Это все четыре (или сколько там) месяца моей здешней авантюры? Эк я хватил...

- На что бьёшься? - вполне серьёзно поинтересовался Мерцающий.

- На предпоследний замах, - выпалил я. - А ты что ставишь?

- Что скажешь, то и отдам. Но я имею право отказать в несуразном.

- Тогда пусть будет то же самое. Кто выиграет - диктует время, место и, пожалуй, силу.

- И что, есть разница?

- Именно, смотри. Снова пойдёт рациональная логика. Ты бы меня до последнего старался не выпустить из когтей на сцену, так? Однако... Тебе верят, оно конечно: такому прямому и праведному. Но следов на мне ведь никаких не будет, а важных свидетелей ты к телу не допустишь. Значит, для последнего рывка придётся выйти со мной на помост, слой песка или что там судейские придумают.

- Не имею права.

- И кто его отнял, это право? - возмутился я. - Кто и с кем договаривался? Подписи, даты - они есть? Ты говорил - всем Вертдомом попросили. Как сильный слабого, хотя дела обстояли в точности наоборот. Или взывая к вашему благоразумию и общей пользе. Но не связали никакой смертной клятвой. Да и дочери Энунны тебя выручить хотели, а не нагрузить добавочным бременем.

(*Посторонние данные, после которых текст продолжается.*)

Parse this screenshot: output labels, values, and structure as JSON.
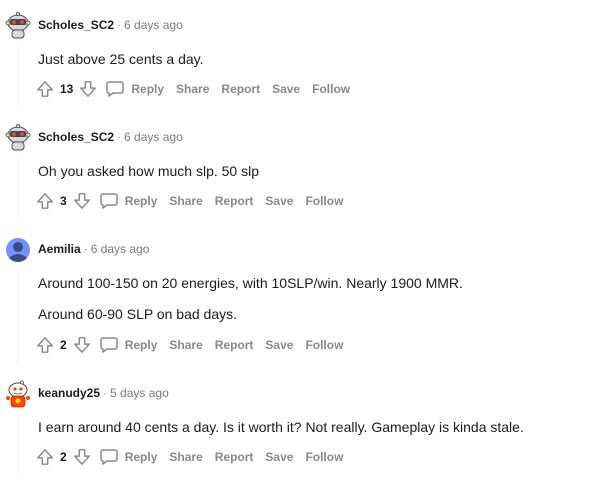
{
  "comments": [
    {
      "author": "Scholes_SC2",
      "time": "6 days ago",
      "paragraphs": [
        "Just above 25 cents a day."
      ],
      "score": "13",
      "avatar": "snoo-robot-avatar"
    },
    {
      "author": "Scholes_SC2",
      "time": "6 days ago",
      "paragraphs": [
        "Oh you asked how much slp. 50 slp"
      ],
      "score": "3",
      "avatar": "snoo-robot-avatar"
    },
    {
      "author": "Aemilia",
      "time": "6 days ago",
      "paragraphs": [
        "Around 100-150 on 20 energies, with 10SLP/win. Nearly 1900 MMR.",
        "Around 60-90 SLP on bad days."
      ],
      "score": "2",
      "avatar": "default-user-avatar"
    },
    {
      "author": "keanudy25",
      "time": "5 days ago",
      "paragraphs": [
        "I earn around 40 cents a day. Is it worth it? Not really. Gameplay is kinda stale."
      ],
      "score": "2",
      "avatar": "snoo-red-avatar"
    }
  ],
  "actions": {
    "reply": "Reply",
    "share": "Share",
    "report": "Report",
    "save": "Save",
    "follow": "Follow"
  },
  "separator": "·",
  "colors": {
    "meta_gray": "#7c7c7c",
    "action_gray": "#878a8c",
    "text": "#1c1c1c",
    "avatar_blue": "#7193ff",
    "snoo_red": "#ff4500"
  }
}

- Я не могу далеко отойти от дома и убежища, - упрямец гнул свою линию.

- Ночью вроде бы можешь.

- Казни не свершаются во тьме. Правый суд требует полного света дня.

- Как я понимаю, дружок, ты от такого не растаешь и ясным пламенем не займёшься. В твоих покоях солнца больше, чем где-либо в Орихалковом Павильоне. Трусоват был Ваня бедный...

Зачем это всё было мне надо - не понимаю, но я его дожал, снова упомянув про свою последнюю волю и его послушание. С чётким ощущением того, что - выиграю пари или нет - завтра со мной расквитаются на все сто с гаком. Влупят, что называется, за всё хорошее.